Chandra also said that state broadcaster Prasar Bharati and IIT Kanpur are developing a direct-to-mobile streaming platform in a bid to increase TV content consumption on mobile.

“Mobile users can view the channels directly. This will ensure efficient spectrum consumption and would also be cost-effective for broadcasters,” he said, adding that direct-to-mobile broadcasting could become a reality in the next two to three years.

Chandra noted that TV viewership has been static at 200 million for the past few years, while mobile usage has been on the rise.

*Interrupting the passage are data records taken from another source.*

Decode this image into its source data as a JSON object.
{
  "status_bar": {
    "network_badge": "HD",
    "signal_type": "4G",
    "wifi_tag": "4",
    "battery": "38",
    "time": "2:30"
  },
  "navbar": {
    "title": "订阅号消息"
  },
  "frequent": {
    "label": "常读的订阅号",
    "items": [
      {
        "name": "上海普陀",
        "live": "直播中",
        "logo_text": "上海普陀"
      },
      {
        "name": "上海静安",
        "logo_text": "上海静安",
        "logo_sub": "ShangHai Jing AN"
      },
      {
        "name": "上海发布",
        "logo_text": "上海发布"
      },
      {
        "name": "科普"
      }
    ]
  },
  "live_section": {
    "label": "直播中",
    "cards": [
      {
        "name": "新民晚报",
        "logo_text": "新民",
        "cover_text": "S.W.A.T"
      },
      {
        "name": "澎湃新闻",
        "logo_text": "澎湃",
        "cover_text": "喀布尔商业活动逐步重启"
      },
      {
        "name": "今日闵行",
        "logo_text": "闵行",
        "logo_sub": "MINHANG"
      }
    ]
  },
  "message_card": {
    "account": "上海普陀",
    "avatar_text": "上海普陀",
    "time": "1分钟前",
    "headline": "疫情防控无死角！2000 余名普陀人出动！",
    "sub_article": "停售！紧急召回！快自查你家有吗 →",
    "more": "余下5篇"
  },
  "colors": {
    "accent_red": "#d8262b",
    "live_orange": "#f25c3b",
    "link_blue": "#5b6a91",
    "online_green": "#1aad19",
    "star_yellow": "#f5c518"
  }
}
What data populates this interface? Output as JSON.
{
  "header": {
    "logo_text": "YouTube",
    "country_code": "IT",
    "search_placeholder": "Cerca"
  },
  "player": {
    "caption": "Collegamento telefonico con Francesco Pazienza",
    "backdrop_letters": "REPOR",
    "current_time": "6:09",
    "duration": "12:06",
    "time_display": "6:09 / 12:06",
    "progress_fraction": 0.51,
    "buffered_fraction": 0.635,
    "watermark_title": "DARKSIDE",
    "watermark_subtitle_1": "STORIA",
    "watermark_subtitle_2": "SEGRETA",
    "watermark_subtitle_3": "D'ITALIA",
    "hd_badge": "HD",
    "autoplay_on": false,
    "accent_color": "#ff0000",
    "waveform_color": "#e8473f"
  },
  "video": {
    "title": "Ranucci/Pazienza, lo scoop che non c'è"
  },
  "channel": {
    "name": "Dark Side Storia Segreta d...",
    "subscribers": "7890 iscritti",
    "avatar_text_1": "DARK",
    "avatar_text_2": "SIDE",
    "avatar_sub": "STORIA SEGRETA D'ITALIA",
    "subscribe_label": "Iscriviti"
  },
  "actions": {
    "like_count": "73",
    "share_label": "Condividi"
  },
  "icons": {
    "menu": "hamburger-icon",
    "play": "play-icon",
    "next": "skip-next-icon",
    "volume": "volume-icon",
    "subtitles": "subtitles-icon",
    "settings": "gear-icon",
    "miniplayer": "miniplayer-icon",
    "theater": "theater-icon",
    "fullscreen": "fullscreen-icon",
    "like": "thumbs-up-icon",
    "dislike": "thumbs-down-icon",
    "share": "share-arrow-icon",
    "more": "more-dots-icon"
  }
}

The Secretary for Information and Broadcasting said satellites in low Earth orbit will be essential to expand broadcasting, whether through broadband or data, and that cost-effectiveness will be key to the success of the satellite communications.

Health Secretary Rajesh Bhushan says greater penetration of satellite communication could help better use of the Integrated Health Information Platform (IHIP) unveiled by the Ministry of Health by capturing patient data in real time.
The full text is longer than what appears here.